The school psychologist pointed out that preschool in Kittitas will be through the Head-Start program, and Evan will be with typically developing peers instead of just "developmental" kids. Jeremy and I already know that Evan is a watcher--he tends to try things he sees other kids do (for example, I am almost positive the climbing came from months of watching Gabe, the climber extrodinaire!).
The most difficult moment came when the psychologist commented about Evan would obviously qualifiy for an IEP (and if you are reading this, know I have absolutely no bad feelings about that comment...it's just that sometimes the truth really hits hard). It's good he will so easily qualify because he needs an IEP to get services. But Obviously...are his differences that, well, obvious?

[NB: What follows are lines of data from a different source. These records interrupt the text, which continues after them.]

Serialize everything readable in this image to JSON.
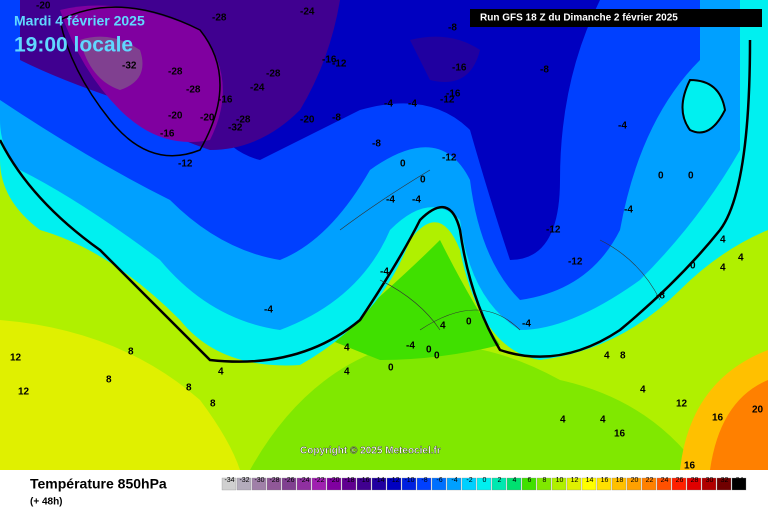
{
  "header": {
    "date": "Mardi 4 février 2025",
    "time": "19:00 locale",
    "run": "Run GFS 18 Z du Dimanche 2 février 2025"
  },
  "copyright": "Copyright © 2025 Meteociel.fr",
  "footer": {
    "title": "Température 850hPa",
    "lead": "(+ 48h)"
  },
  "legend": {
    "ticks": [
      -34,
      -32,
      -30,
      -28,
      -26,
      -24,
      -22,
      -20,
      -18,
      -16,
      -14,
      -12,
      -10,
      -8,
      -6,
      -4,
      -2,
      0,
      2,
      4,
      6,
      8,
      10,
      12,
      14,
      16,
      18,
      20,
      22,
      24,
      26,
      28,
      30,
      32,
      34
    ],
    "colors": [
      "#d0d0d0",
      "#b4acbc",
      "#a080a8",
      "#905898",
      "#804090",
      "#9030a0",
      "#a020b0",
      "#8000a0",
      "#600090",
      "#400090",
      "#2000a0",
      "#0000c0",
      "#0020e0",
      "#0040ff",
      "#0070ff",
      "#00a0ff",
      "#00d0ff",
      "#00f0f0",
      "#00e8b0",
      "#00e070",
      "#40e000",
      "#80e800",
      "#b0f000",
      "#e0f000",
      "#ffff00",
      "#ffe000",
      "#ffc000",
      "#ffa000",
      "#ff8000",
      "#ff5000",
      "#ff2000",
      "#e00000",
      "#b00000",
      "#700000",
      "#000000"
    ]
  },
  "map_labels": [
    "-20",
    "-28",
    "-24",
    "-32",
    "-28",
    "-28",
    "-16",
    "-24",
    "-28",
    "-20",
    "-16",
    "-20",
    "-32",
    "-28",
    "-20",
    "-16",
    "-12",
    "-12",
    "-8",
    "-8",
    "-4",
    "-4",
    "-12",
    "-16",
    "-8",
    "-16",
    "-8",
    "0",
    "-4",
    "-4",
    "0",
    "-12",
    "-4",
    "-4",
    "0",
    "-4",
    "-12",
    "-12",
    "-4",
    "0",
    "0",
    "-8",
    "-4",
    "4",
    "4",
    "0",
    "0",
    "-4",
    "4",
    "4",
    "8",
    "8",
    "8",
    "8",
    "12",
    "12",
    "4",
    "0",
    "4",
    "4",
    "8",
    "12",
    "16",
    "20",
    "16",
    "16",
    "4",
    "4",
    "0",
    "4",
    "4"
  ]
}
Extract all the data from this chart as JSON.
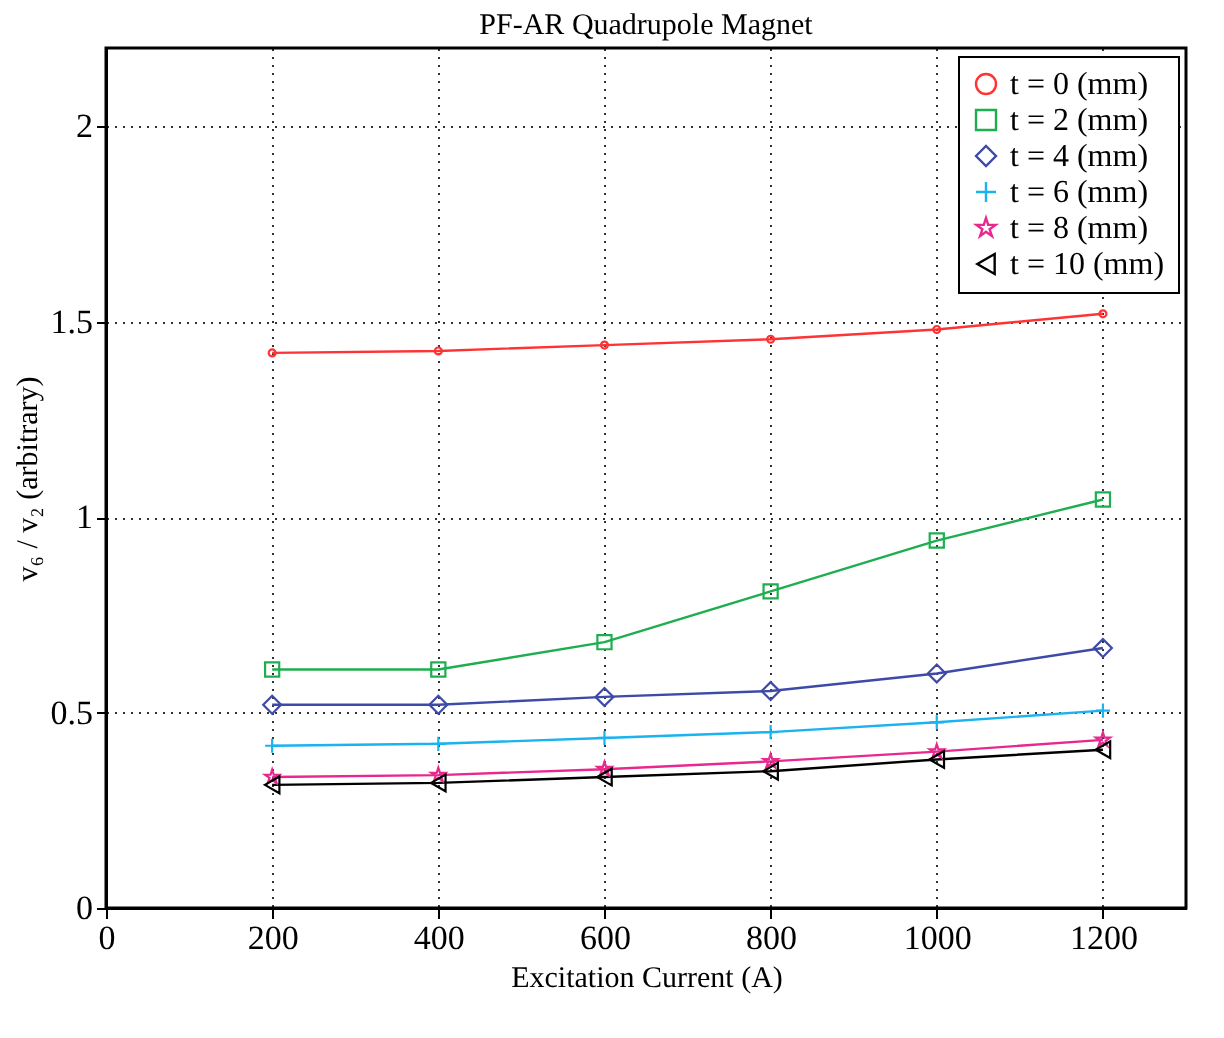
{
  "chart_data": {
    "type": "line",
    "title": "PF-AR Quadrupole Magnet",
    "xlabel": "Excitation Current (A)",
    "ylabel": "v₆ / v₂  (arbitrary)",
    "x": [
      200,
      400,
      600,
      800,
      1000,
      1200
    ],
    "series": [
      {
        "name": "t =  0 (mm)",
        "color": "#ff3333",
        "marker": "circle",
        "values": [
          1.42,
          1.425,
          1.44,
          1.455,
          1.48,
          1.52
        ]
      },
      {
        "name": "t =  2 (mm)",
        "color": "#1fae4f",
        "marker": "square",
        "values": [
          0.61,
          0.61,
          0.68,
          0.81,
          0.94,
          1.045
        ]
      },
      {
        "name": "t =  4 (mm)",
        "color": "#3d4aa8",
        "marker": "diamond",
        "values": [
          0.52,
          0.52,
          0.54,
          0.555,
          0.6,
          0.665
        ]
      },
      {
        "name": "t =  6 (mm)",
        "color": "#1ab2ef",
        "marker": "cross",
        "values": [
          0.415,
          0.42,
          0.435,
          0.45,
          0.475,
          0.505
        ]
      },
      {
        "name": "t =  8 (mm)",
        "color": "#e8288f",
        "marker": "star",
        "values": [
          0.335,
          0.34,
          0.355,
          0.375,
          0.4,
          0.43
        ]
      },
      {
        "name": "t = 10 (mm)",
        "color": "#000000",
        "marker": "triangle",
        "values": [
          0.315,
          0.32,
          0.335,
          0.35,
          0.38,
          0.405
        ]
      }
    ],
    "xlim": [
      0,
      1300
    ],
    "xticks": [
      0,
      200,
      400,
      600,
      800,
      1000,
      1200
    ],
    "ylim": [
      0,
      2.2
    ],
    "yticks": [
      0,
      0.5,
      1,
      1.5,
      2
    ],
    "grid": true,
    "legend": "top right",
    "line_style": "solid"
  }
}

To me, Evan has come so far in the past two years--in the past two months even. I have learned the best yard-stick for Evan is Evan. But in not comparing him to typical kids, it's easy to in a sense deny the reality of how very far behind he is. Sure he has made some big gains, but "normal" kids are making even bigger gains, so the gap between is getting larger and larger. Max's mom Amy posted a couple weeks ago about being "jealous" of the developmental strides of the kids with Down's in Max's play-group. I completely get what she is saying (although, to us Max is leaps and bounds ahead of where Evan is communication-wise. Check out the video on Max's site of him signing parts of the "itsy-bitsy spider" song--it's too cute and we are so proud of both Max and Amy!). I guess it is all about perspective.
The beginning of May is when we will start the transition process in earnest, and Evan will start pre-school next fall.